Dueling with Doubt: Helping Students Survive the Dark Night of the Soul

By Syler Thomas | Adapted from Game Plan: Practical Wisdom for the College Experience by Nic Gibson and Syler Thomas. | April 30 2012

When I was a college freshman, it was downright depressing how many of my Christian friends had left their faith behind by the end of the year. It is not uncommon for many college students to go through a phase known as the "Dark Night of the Soul," where they question everything they've known to be true up to that point. It can be an extremely scary time. The irony, though, is that the very thing that has the potential to kill your faith also has the potential to take it to the next level.

One of the worst things you can believe about being a Christian is that doubting equals sinning. This is simply not true. Doubting is not dangerous; in fact, it is often a sign that you are moving to a deeper level in your faith. Think of your faith like sedimentary rock. Each layer builds on the next, and the layer beneath forms the foundation for the next layer until you have a beautiful piece of rock.

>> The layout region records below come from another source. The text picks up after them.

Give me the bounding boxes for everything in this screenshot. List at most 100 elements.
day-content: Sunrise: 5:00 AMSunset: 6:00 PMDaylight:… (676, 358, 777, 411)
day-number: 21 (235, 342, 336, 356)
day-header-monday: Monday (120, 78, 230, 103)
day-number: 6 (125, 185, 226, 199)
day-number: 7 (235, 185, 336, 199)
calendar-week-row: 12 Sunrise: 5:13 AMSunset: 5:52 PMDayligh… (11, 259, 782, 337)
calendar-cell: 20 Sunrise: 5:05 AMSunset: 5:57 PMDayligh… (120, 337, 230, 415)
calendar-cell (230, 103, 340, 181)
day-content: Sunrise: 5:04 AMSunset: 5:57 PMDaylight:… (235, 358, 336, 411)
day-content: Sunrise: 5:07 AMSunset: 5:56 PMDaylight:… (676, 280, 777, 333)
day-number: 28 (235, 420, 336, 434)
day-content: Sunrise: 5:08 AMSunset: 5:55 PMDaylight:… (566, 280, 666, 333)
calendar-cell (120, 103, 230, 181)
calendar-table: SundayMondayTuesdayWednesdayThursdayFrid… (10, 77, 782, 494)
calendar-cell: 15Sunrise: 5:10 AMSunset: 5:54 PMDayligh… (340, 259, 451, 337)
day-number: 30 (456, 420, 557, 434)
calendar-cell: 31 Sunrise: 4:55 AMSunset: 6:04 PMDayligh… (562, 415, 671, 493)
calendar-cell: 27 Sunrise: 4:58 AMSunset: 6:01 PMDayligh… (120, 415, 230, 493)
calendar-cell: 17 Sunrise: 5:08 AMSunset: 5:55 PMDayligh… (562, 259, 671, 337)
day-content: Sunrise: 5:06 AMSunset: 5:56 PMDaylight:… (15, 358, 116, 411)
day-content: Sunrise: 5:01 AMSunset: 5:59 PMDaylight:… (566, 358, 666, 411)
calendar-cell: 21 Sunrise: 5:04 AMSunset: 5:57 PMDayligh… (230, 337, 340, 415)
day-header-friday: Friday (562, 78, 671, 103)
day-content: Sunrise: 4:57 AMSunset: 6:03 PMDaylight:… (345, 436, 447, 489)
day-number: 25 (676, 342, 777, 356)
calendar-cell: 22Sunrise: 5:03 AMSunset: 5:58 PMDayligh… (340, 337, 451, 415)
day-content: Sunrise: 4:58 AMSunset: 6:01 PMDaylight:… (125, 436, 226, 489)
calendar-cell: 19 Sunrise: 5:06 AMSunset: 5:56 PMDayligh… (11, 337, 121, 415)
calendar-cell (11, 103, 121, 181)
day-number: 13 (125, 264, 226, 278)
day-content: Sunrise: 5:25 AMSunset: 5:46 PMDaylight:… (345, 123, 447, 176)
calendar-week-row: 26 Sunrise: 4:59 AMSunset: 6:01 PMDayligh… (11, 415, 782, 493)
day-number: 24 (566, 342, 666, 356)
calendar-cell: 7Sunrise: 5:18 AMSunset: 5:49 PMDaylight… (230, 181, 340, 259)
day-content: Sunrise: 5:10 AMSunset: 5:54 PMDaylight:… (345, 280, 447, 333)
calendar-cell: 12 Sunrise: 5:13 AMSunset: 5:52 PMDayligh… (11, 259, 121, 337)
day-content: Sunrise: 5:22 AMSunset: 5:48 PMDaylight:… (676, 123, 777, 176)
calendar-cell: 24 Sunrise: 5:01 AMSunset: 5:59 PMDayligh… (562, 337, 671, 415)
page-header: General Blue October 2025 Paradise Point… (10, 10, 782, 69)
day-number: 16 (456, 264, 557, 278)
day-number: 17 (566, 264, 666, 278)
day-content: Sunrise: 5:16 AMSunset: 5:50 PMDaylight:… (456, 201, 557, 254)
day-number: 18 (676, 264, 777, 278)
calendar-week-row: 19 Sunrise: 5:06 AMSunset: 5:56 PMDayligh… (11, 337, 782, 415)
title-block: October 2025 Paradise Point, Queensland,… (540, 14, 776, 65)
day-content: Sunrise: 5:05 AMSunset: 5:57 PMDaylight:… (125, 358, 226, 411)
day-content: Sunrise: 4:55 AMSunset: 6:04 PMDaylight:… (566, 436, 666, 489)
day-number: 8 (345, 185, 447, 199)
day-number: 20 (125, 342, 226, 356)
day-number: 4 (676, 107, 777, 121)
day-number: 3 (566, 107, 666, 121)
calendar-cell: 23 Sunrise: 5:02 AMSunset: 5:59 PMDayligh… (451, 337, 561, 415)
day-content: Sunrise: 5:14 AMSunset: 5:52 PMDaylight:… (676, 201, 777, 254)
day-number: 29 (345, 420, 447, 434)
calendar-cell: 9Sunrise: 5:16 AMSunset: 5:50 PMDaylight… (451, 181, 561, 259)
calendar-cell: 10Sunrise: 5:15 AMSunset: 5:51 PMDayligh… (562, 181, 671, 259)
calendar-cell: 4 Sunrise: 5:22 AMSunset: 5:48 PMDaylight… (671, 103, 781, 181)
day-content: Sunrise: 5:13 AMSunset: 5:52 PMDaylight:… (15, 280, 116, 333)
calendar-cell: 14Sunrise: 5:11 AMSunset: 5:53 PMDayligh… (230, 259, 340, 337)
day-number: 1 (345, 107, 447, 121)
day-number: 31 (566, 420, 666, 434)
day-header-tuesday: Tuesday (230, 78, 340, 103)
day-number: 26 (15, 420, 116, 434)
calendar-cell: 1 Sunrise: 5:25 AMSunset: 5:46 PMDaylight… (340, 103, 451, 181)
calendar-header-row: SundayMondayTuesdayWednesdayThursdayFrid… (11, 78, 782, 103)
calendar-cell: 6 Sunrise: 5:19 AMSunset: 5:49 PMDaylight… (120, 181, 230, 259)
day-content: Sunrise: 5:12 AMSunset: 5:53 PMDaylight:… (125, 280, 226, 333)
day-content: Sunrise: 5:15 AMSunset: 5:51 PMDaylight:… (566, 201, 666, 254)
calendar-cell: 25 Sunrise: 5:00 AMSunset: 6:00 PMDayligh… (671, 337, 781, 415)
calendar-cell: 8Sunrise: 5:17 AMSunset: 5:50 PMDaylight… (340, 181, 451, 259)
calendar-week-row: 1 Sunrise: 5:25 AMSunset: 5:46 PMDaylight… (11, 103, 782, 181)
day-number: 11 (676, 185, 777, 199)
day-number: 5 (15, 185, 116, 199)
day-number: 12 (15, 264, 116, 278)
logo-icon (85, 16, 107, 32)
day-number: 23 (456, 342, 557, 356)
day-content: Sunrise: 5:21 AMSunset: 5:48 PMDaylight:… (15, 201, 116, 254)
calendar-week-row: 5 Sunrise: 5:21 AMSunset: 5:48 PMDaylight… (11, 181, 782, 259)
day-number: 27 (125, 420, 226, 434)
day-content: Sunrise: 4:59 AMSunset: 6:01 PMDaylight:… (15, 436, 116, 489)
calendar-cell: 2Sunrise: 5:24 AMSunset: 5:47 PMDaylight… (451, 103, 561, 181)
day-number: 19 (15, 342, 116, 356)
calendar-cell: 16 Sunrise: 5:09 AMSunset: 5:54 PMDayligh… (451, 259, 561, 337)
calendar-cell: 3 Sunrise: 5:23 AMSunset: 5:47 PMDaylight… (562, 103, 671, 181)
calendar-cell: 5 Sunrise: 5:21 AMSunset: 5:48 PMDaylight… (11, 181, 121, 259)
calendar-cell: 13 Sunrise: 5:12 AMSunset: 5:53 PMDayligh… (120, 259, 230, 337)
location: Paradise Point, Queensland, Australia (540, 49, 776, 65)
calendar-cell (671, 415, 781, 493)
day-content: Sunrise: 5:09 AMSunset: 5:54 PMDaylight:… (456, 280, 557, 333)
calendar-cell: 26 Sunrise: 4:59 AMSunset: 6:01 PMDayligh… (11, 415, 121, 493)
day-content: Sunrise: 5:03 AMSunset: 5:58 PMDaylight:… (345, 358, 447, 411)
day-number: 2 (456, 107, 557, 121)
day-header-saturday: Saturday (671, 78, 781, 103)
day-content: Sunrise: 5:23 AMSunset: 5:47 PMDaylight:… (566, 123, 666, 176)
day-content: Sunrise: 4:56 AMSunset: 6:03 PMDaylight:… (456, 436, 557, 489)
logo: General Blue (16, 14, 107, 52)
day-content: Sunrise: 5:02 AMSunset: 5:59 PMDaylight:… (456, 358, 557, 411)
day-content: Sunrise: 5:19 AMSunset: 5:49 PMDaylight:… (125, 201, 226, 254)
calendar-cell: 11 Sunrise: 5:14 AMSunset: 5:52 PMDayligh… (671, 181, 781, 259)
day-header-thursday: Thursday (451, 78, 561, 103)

Or imagine your faith like the houses of the three little pigs. The first house you build is made out of straw. It's a functioning house, but all it takes is a little huffin' and puffin' and it comes down. This is the point where many young Christians walk away. They say: Look, if this God thing was real, my house would still be standing. The other alternative is to say: you know, the house of faith that I was building was adequate for a time, but it's not strong enough anymore. I need to build a stronger house, with a firmer foundation and better materials. And so you build again, this time out of sticks. It's a better house, but it might take four or five puffs to bring it down.

You are once again at a pivotal time, and you can either leave the house destroyed or build another one, this time out of bricks. You learn from your mistakes, and the newer understanding of God that you find each time your previous house gets blown to the ground brings the wisdom to build a better house the next time. Let's take a look at a few of the ways that doubt can appear.

Doubt from Poor Decisions

First, doubt can sometimes enter our lives simply as a result of our own foolish decisions. Tony Campolo relates how he responded to a certain Christian college student who came into his office to talk about his doubts. Tony asked him: How long have you been shacking up with your girlfriend? Sure enough, Tony had read the situation accurately. The student knew what he was doing was wrong, but didn't want to stop, so was walking away from the God who he believed was restricting him.

If you are simply enjoying your sin too much to stop, you will find it difficult to have a strong, vibrant faith. Others of you may have a genuine desire to follow God, but because your struggle against sin is getting the best of you, you doubt that He is real because your struggle is too intense.

Something you should keep in mind if you're in this category is that as a newer Christian, you are not yet fully the person that God wants you to be. While it's true that as a follower of Jesus you are a new creature, that doesn't mean that you automatically start behaving like one.